In ordine: uno scenario da cyberwar impossibile da evitare. La necessità di passare da un approccio alla sicurezza a silos a una strategia di governance unificata. L’opportunità di considerare la sicurezza non solo come prevenzione e mitigazione delle incursioni ma anche come protezione dei dati grazie a sistemi per l’alta disponibilità dei dati stessi. Sono i punti salienti emersi nell’intervista a Marco Riboli (nella foto), Vice President e General Manager Emea Mediterranean Region di Symantec, che esordisce: “Avevamo appena finito di dire che l’era degli hacker era superata e che eravamo entrati in quella in cui i cybercriminali rubano le informazioni per rivenderle sul mercato nero, ed ecco che ci troviamo in uno scenario da cyberwar, motivate da obiettivi economici e politici, come dimostrano i recenti attacchi a compagnie petrolifere nel Medio Oriente. Viviamo in un’epoca in cui lavorare implica operare in un ambiente digitale e interconnesso. Le aziende devono sapere che il problema degli attacchi è collettivo e che i loro clienti si aspettano la predisposizione di strategie e piani B nonché la loro tempestiva comunicazione”.
Comunicazione tempestiva e approccio integrato alla sicurezza sono due aspetti che, secondo Symantec, oggi non possono mancare. “La sicurezza a silos – sostiene il manager della società di security – non funziona più. Oggi le infrastrutture di security si trovano nella stessa situazione in cui dieci anni fa versavano i sistemi distribuiti open seguiti al modello mainframe. Alla fine, viste le difficoltà di governo, si è tornati al consolidamento con i blade. Le soluzioni di security devono essere gestite attraverso software di gestione che consentano, per esempio, di capire quali dati sono usciti dall’azienda e da dove. A monte di tutto deve esserci la predisposizione di policy. Solo così si può capire se un file è o meno sensibile, chi lo può gestire e da dove può uscire. È necessario, quindi, ragionare in termini di risk management, da cui poi discende una governance. Non è un caso che oggi, in molte aziende, la sicurezza sia un tema che vede la sponsorship da parte del management. Se si vuole fare un altro paragone, per quanto riguarda la security le imprese sono nella stessa situazione in cui si sono trovate anni fa le banche, quando è entrata in vigore Basilea 2 [che ha imposto alle banche la predisposizione di misure di sicurezza e, soprattutto, di disaster recovery ndr]”.

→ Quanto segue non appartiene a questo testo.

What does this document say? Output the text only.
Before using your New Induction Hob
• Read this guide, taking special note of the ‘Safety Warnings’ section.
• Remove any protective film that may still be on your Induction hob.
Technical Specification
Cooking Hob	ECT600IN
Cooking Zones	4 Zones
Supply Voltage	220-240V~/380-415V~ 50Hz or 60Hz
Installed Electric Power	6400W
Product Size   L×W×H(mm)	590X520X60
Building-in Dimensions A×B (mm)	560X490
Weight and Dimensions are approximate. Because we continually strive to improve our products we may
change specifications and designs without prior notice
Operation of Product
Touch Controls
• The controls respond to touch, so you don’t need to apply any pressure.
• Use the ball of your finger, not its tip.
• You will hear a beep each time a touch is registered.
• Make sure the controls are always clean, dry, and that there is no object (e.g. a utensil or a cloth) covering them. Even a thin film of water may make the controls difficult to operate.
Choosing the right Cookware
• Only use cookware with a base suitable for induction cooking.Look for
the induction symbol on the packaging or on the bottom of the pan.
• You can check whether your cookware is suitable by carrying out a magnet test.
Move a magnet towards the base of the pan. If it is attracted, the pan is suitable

Per tornare sul piano delle minacce e delle tecnologie più idonee a rilevarle e mitigarle, Riboli sottolinea come oggi, accanto alle soluzioni basate sulle signature [il metodo delle signatures è forse ad oggi quello più utilizzato: prevede il confronto del file da analizzare con un archivio in cui sono schedati tutti i malware conosciuti, o meglio le loro firme ossia il codice che identifica il malware stesso – ndr], si debbano implementare sempre di più quelle basate sulla “reputation” [ossia la “reputazione” che i file hanno in rete basata sulle informazioni inviate dai computer di milioni di utenti, utilizzate per capire se questi file sono diffusi o rari, se sono attendibili e la relativa età – ndr]. “Grazie a soluzioni in grado di analizzare le segnalazioni di incidenti inviate dagli endpoint – spiega Riboli – riusciamo a isolare siti e tipi di traffico maligno e salvare così i sistemi già da circa l’80% del malware esistente”. Infine, conclude Riboli, “per noi di Symantec la sicurezza non può prescindere dall’affidabilità e dal supporto all’interoperabilità sicura negli ambienti open. Insieme a soluzioni e servizi di security, offriamo infrastrutture di backup e restore e tecnologie di crittografia delle comunicazioni fra sistemi eterogenei e multivendor quali quelle derivanti dall’acquisizione di Verisign”.